John Howe : Fantasy Art Workshop (2007)Edit
- Drawing is giving yourself up to an exercise with no immediate application. It is a form of communion with your subject, be it in front of you or in your head. Expertise and skill go hand in hand with your desire to express feelings, to tell stories, to create and share worlds. It's personal.
- p. 6
- It is wise not to confuse information and inspiration. The former is the result of studious application, the latter is what happens when you don't think about it.
Each has a role to play, but must not look to play the role of the other. Inspiration may be the bright tower in the clouds; information is the solid rock where the foundations are.
- p. 11
- Like any admirer of Celtic myth, I was eager to have a go at depicting Cernunnos, the antlered god. I often sit with one of my many books on the subject and look in awe at the reproduction of the Gunderstrup Cauldron, on which he appears.
- p. 52
In the Artist's Studio interview (2010)Edit
- Quotes from interview at In the Artist's Studio (7 January 2010)

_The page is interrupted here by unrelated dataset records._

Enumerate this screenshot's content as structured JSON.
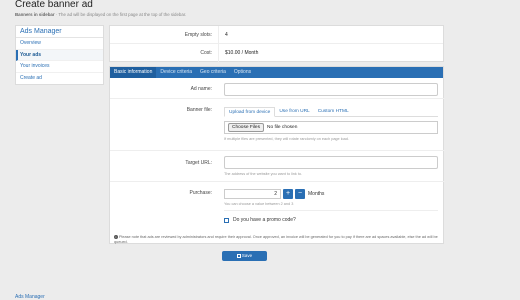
{
  "page": {
    "title": "Create banner ad",
    "subtitle_strong": "Banners in sidebar",
    "subtitle_rest": " · The ad will be displayed on the first page at the top of the sidebar."
  },
  "sidebar": {
    "title": "Ads Manager",
    "items": [
      {
        "label": "Overview"
      },
      {
        "label": "Your ads"
      },
      {
        "label": "Your invoices"
      },
      {
        "label": "Create ad"
      }
    ]
  },
  "info": {
    "empty_slots_label": "Empty slots:",
    "empty_slots_value": "4",
    "cost_label": "Cost:",
    "cost_value": "$10.00 / Month"
  },
  "tabs": [
    "Basic information",
    "Device criteria",
    "Geo criteria",
    "Options"
  ],
  "form": {
    "ad_name_label": "Ad name:",
    "banner_file_label": "Banner file:",
    "banner_tabs": [
      "Upload from device",
      "Use from URL",
      "Custom HTML"
    ],
    "choose_files": "Choose Files",
    "no_file": "No file chosen",
    "banner_help": "If multiple files are presented, they will rotate randomly on each page load.",
    "target_url_label": "Target URL:",
    "target_url_help": "The address of the website you want to link to.",
    "purchase_label": "Purchase:",
    "purchase_qty": "2",
    "plus": "+",
    "minus": "−",
    "months": "Months",
    "purchase_help": "You can choose a value between 2 and 3",
    "promo_label": "Do you have a promo code?",
    "note": "Please note that ads are reviewed by administrators and require their approval. Once approved, an invoice will be generated for you to pay if there are ad spaces available, else the ad will be queued."
  },
  "save_label": "Save",
  "footer_link": "Ads Manager",
  "colors": {
    "accent": "#2a6fb4",
    "background": "#ececec"
  }
}
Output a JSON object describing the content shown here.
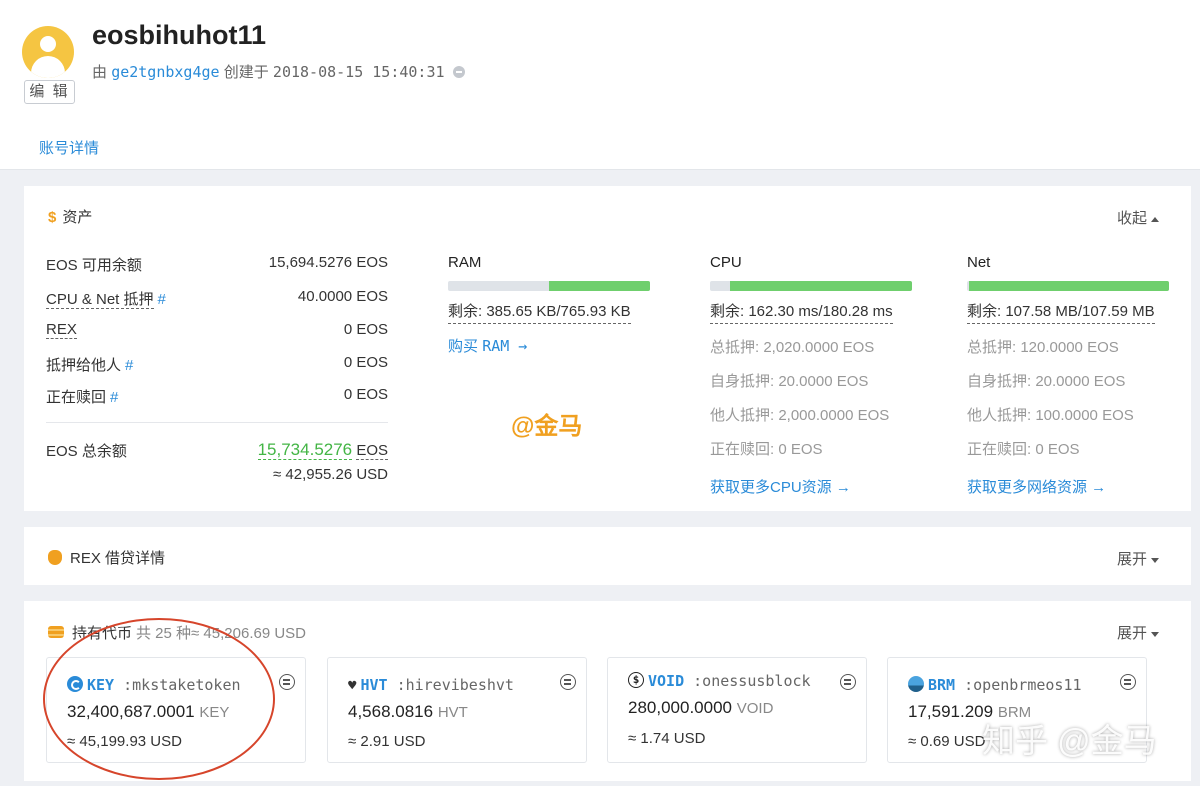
{
  "account": {
    "name": "eosbihuhot11",
    "created_by_prefix": "由",
    "creator": "ge2tgnbxg4ge",
    "created_label": "创建于",
    "created_at": "2018-08-15 15:40:31",
    "edit_label": "编 辑"
  },
  "tabs": {
    "detail": "账号详情"
  },
  "assets": {
    "title": "资产",
    "toggle": "收起",
    "rows": [
      {
        "label": "EOS 可用余额",
        "value": "15,694.5276 EOS"
      },
      {
        "label": "CPU & Net 抵押",
        "value": "40.0000 EOS"
      },
      {
        "label": "REX",
        "value": "0 EOS"
      },
      {
        "label": "抵押给他人",
        "value": "0 EOS"
      },
      {
        "label": "正在赎回",
        "value": "0 EOS"
      }
    ],
    "hash": "#",
    "total_label": "EOS 总余额",
    "total_value": "15,734.5276",
    "total_unit": "EOS",
    "total_usd": "≈ 42,955.26 USD"
  },
  "resources": {
    "ram": {
      "title": "RAM",
      "used_fraction": 0.5,
      "remain": "剩余: 385.65 KB/765.93 KB",
      "buy_label": "购买",
      "buy_mono": "RAM →"
    },
    "cpu": {
      "title": "CPU",
      "used_fraction": 0.9,
      "remain": "剩余: 162.30 ms/180.28 ms",
      "details": [
        "总抵押: 2,020.0000 EOS",
        "自身抵押: 20.0000 EOS",
        "他人抵押: 2,000.0000 EOS",
        "正在赎回: 0 EOS"
      ],
      "more": "获取更多CPU资源 →"
    },
    "net": {
      "title": "Net",
      "used_fraction": 0.99,
      "remain": "剩余: 107.58 MB/107.59 MB",
      "details": [
        "总抵押: 120.0000 EOS",
        "自身抵押: 20.0000 EOS",
        "他人抵押: 100.0000 EOS",
        "正在赎回: 0 EOS"
      ],
      "more": "获取更多网络资源 →"
    }
  },
  "watermark_mid": "@金马",
  "rex": {
    "title": "REX 借贷详情",
    "toggle": "展开"
  },
  "tokens": {
    "title": "持有代币",
    "count": "共 25 种≈ 45,206.69 USD",
    "toggle": "展开",
    "items": [
      {
        "symbol": "KEY",
        "contract": ":mkstaketoken",
        "amount": "32,400,687.0001",
        "unit": "KEY",
        "usd": "≈ 45,199.93 USD",
        "icon": "key-token-icon"
      },
      {
        "symbol": "HVT",
        "contract": ":hirevibeshvt",
        "amount": "4,568.0816",
        "unit": "HVT",
        "usd": "≈ 2.91 USD",
        "icon": "hvt-token-icon"
      },
      {
        "symbol": "VOID",
        "contract": ":onessusblock",
        "amount": "280,000.0000",
        "unit": "VOID",
        "usd": "≈ 1.74 USD",
        "icon": "void-token-icon"
      },
      {
        "symbol": "BRM",
        "contract": ":openbrmeos11",
        "amount": "17,591.209",
        "unit": "BRM",
        "usd": "≈ 0.69 USD",
        "icon": "brm-token-icon"
      }
    ]
  },
  "watermark": "知乎 @金马",
  "colors": {
    "link": "#2a8bd8",
    "green": "#43b545",
    "accent": "#f0a020",
    "highlight_circle": "#d6452b"
  }
}
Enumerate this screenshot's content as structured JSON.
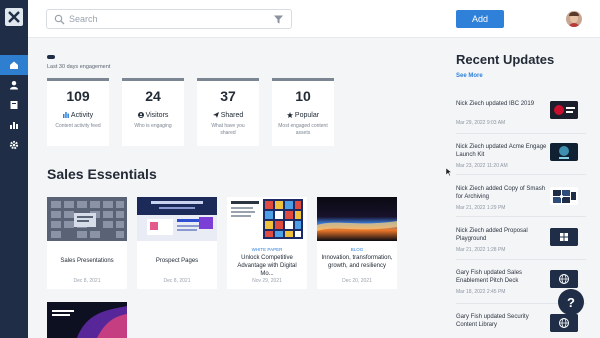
{
  "search": {
    "placeholder": "Search",
    "icon": "search-icon",
    "filter_icon": "filter-icon"
  },
  "topbar": {
    "add_label": "Add"
  },
  "sidebar": {
    "items": [
      {
        "name": "home",
        "icon": "home-icon",
        "active": true
      },
      {
        "name": "people",
        "icon": "person-icon",
        "active": false
      },
      {
        "name": "content",
        "icon": "book-icon",
        "active": false
      },
      {
        "name": "analytics",
        "icon": "bar-chart-icon",
        "active": false
      },
      {
        "name": "settings",
        "icon": "gear-icon",
        "active": false
      }
    ]
  },
  "engagement": {
    "period_label": "Last 30 days engagement",
    "stats": [
      {
        "value": "109",
        "label": "Activity",
        "icon": "bar-chart-icon",
        "desc": "Content activity feed"
      },
      {
        "value": "24",
        "label": "Visitors",
        "icon": "user-circle-icon",
        "desc": "Who is engaging"
      },
      {
        "value": "37",
        "label": "Shared",
        "icon": "paper-plane-icon",
        "desc": "What have you shared"
      },
      {
        "value": "10",
        "label": "Popular",
        "icon": "star-icon",
        "desc": "Most engaged content assets"
      }
    ]
  },
  "sales_essentials": {
    "title": "Sales Essentials",
    "cards": [
      {
        "tag": "",
        "title": "Sales Presentations",
        "date": "Dec 8, 2021"
      },
      {
        "tag": "",
        "title": "Prospect Pages",
        "date": "Dec 8, 2021"
      },
      {
        "tag": "WHITE PAPER",
        "title": "Unlock Competitive Advantage with Digital Mo...",
        "date": "Nov 29, 2021"
      },
      {
        "tag": "BLOG",
        "title": "Innovation, transformation, growth, and resiliency",
        "date": "Dec 20, 2021"
      },
      {
        "tag": "",
        "title": "",
        "date": ""
      }
    ]
  },
  "recent_updates": {
    "title": "Recent Updates",
    "see_more": "See More",
    "items": [
      {
        "text": "Nick Ziech updated IBC 2019",
        "date": "Mar 29, 2022 9:03 AM",
        "thumb": "ibc-event"
      },
      {
        "text": "Nick Ziech updated Acme Engage Launch Kit",
        "date": "Mar 23, 2022 11:20 AM",
        "thumb": "engage-kit"
      },
      {
        "text": "Nick Ziech added Copy of Smash for Archiving",
        "date": "Mar 21, 2022 1:29 PM",
        "thumb": "puzzle"
      },
      {
        "text": "Nick Ziech added Proposal Playground",
        "date": "Mar 21, 2022 1:28 PM",
        "thumb": "grid-icon"
      },
      {
        "text": "Gary Fish updated Sales Enablement Pitch Deck",
        "date": "Mar 18, 2022 2:45 PM",
        "thumb": "globe-icon"
      },
      {
        "text": "Gary Fish updated Security Content Library",
        "date": "",
        "thumb": "globe-icon"
      }
    ]
  },
  "help": {
    "label": "?"
  },
  "colors": {
    "sidebar": "#1f2e46",
    "accent": "#2f80d9",
    "active_nav": "#2f7fd1",
    "background": "#f4f5f7"
  }
}
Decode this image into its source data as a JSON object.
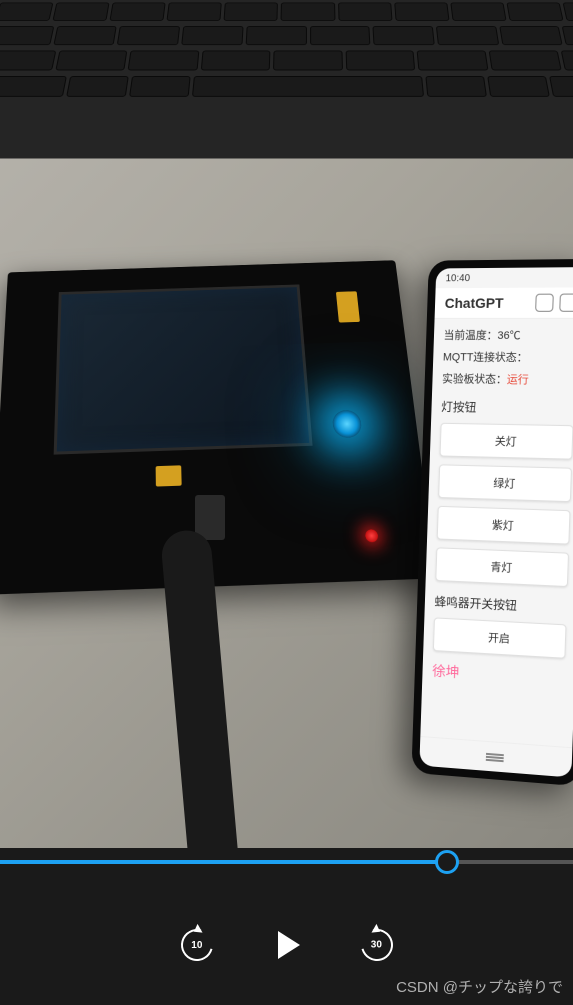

- From Alan, I learned to take a more instinctive and intuitive approach to pencil work. I used to let my mind get far too far ahead of my pencil, which can be productive, but removes the serendipitous switch of direction when the pencil and hand discover an idea the mind’s eye had missed. Drawing at the right speed is a sort of graphic contrapposto providing what I’d be tempted to call an “intuitional resilience” unobtainable with more energetic methods. I very much enjoyed working with him, a situation of symbiosis between enthusiasm and despair, the former because his work is just so good, the latter because his work is just so good. He is hard to keep up with, but then I believe he says the same of me. He is a dear friend and a wonderful artist.
- On Alan Lee
- I dislike giving advice, and am always very careful to find out what the person needs to hear (not necessarily wants to hear; the two usually have little in common) before venturing into that territory. I’m sure I have received much good advice, but can only recall the bad.
- If your work reflects not only your technical skills, but also who you are and more importantly what you have to say, then it will do the talking in your stead. I agree that networking and meeting people is very important, but a foot in the door doesn’t always stop it closing.